Increasingly popular among anglers today are Aqua-Vu’s Micro systems. These self-contained underwater viewers sport tiny camera optics the size of an acorn, which easily slide into all those nooks and crannies in cover, and show you a real-life picture of every crappie, crawdad and clamshell in the vicinity. The LCD monitor is as small and compact as a smart phone, too, and the whole system stores easily inside a tackle box or even a coat pocket. If you’re not using a fishing cam, you’re could be missing out on some amazing and overlooked opportunities.
#4 – Deploy a New Wave Anchor
While this tip might not help you locate fish, it will certainly help you catch a few more once you do. Two new forms of boat control now allow you to hold the boat in a specific position without repeatedly heaving a 20-pound chunk of lead.
“Spot Lock,” a GPS driven function built in to several trolling motors, including Minn Kota’s Terrova, holds your boat continuously on an exact waypoint, simply by pushing a button on a remote control. Anytime the boat drifts 5 or more feet off course, the motor quickly propels you back to your position.
Performing a similar task in shallow water, hydraulic pole-style anchors drive a spike into the lake floor, by again, simply pushing a button. The Talon shallow water anchoring system from Minn Kota allows for automatic, effort-free anchoring in water from 2 to 12 feet deep. In wind, waves or for when you just want to stay put, these new wave anchor systems are almost priceless.
#5 – Sight Fishing On the Screen
Modern underwater cameras provide unprecedented clarity and convenience, plus a nearly innate ability to find and identify fish.
If you’re a fan of sight fishing in shallow water, you’ll love the visual aspects of doing the same on a sonar screen. When fish such as bass, crappies, walleyes, stripers and catfish drop deeper or suspend, you can position your boat right above them, drop a lure and watch them react on screen. Not only is sonar sight fishing entertaining and exciting, it’s also a very effective way to catch fish.

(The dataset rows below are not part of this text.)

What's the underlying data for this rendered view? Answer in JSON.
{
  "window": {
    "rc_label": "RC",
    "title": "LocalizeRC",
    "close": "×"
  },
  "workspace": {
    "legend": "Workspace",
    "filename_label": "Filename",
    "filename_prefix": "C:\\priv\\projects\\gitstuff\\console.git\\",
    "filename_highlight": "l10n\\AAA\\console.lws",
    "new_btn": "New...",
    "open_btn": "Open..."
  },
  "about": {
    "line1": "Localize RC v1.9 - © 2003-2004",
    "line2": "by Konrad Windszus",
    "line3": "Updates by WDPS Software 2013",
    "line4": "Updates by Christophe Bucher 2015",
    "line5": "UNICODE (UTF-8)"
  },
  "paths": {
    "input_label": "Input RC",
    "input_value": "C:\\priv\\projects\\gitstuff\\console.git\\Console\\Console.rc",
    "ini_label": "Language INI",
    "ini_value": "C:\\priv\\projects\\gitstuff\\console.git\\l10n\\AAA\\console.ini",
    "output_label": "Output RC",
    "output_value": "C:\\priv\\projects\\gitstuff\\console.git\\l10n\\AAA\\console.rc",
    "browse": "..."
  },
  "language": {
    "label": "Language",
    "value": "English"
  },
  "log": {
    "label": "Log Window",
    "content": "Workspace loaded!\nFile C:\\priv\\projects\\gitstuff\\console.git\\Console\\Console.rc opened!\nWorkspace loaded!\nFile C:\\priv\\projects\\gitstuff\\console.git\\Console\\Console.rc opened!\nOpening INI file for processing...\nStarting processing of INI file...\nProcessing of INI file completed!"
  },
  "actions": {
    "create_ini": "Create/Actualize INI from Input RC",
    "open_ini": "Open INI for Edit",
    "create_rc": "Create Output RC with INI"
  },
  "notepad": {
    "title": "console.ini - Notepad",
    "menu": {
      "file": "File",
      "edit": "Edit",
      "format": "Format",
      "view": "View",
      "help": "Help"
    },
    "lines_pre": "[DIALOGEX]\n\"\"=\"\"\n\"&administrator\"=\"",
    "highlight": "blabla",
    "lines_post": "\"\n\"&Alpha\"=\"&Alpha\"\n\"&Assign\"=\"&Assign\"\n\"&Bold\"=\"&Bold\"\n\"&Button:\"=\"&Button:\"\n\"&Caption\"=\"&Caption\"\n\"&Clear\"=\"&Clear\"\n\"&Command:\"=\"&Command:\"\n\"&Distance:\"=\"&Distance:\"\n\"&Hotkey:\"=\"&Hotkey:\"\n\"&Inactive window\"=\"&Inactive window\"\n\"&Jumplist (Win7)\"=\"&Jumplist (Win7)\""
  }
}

Using Minn Kota’s Spot-Lock function or an anchor, position directly above fish in 15- to 30-or-more-feet of water. Next, tune your sonar unit so the transducer is using the narrowest beam (cone angle) possible. This can be done by switching from a wider beam to a narrower 18 or 12 degrees. Narrower beams provide more detailed information, and will allow you to watch your lure drop in the water column, as well as fish, as they swim over and bite.
On screen, your lure will read as a continuous solid line. When you jig, you’ll note immediate wavy lines corresponding to your movements. Tune the unit’s sensitivity so you can see your bait clearly, but without additional clutter on the screen.
When a fish approaches, try various jigging moves until you get a positive response. As fish get closer, they’ll appear as a darker, thicker signal. With practice, it’s often possible to detect a bite by watching the fish’s response on screen, even before you feel your line jump. Some compare it to a video game. But can a video game tug back, leap out of the lake or slap water in your face?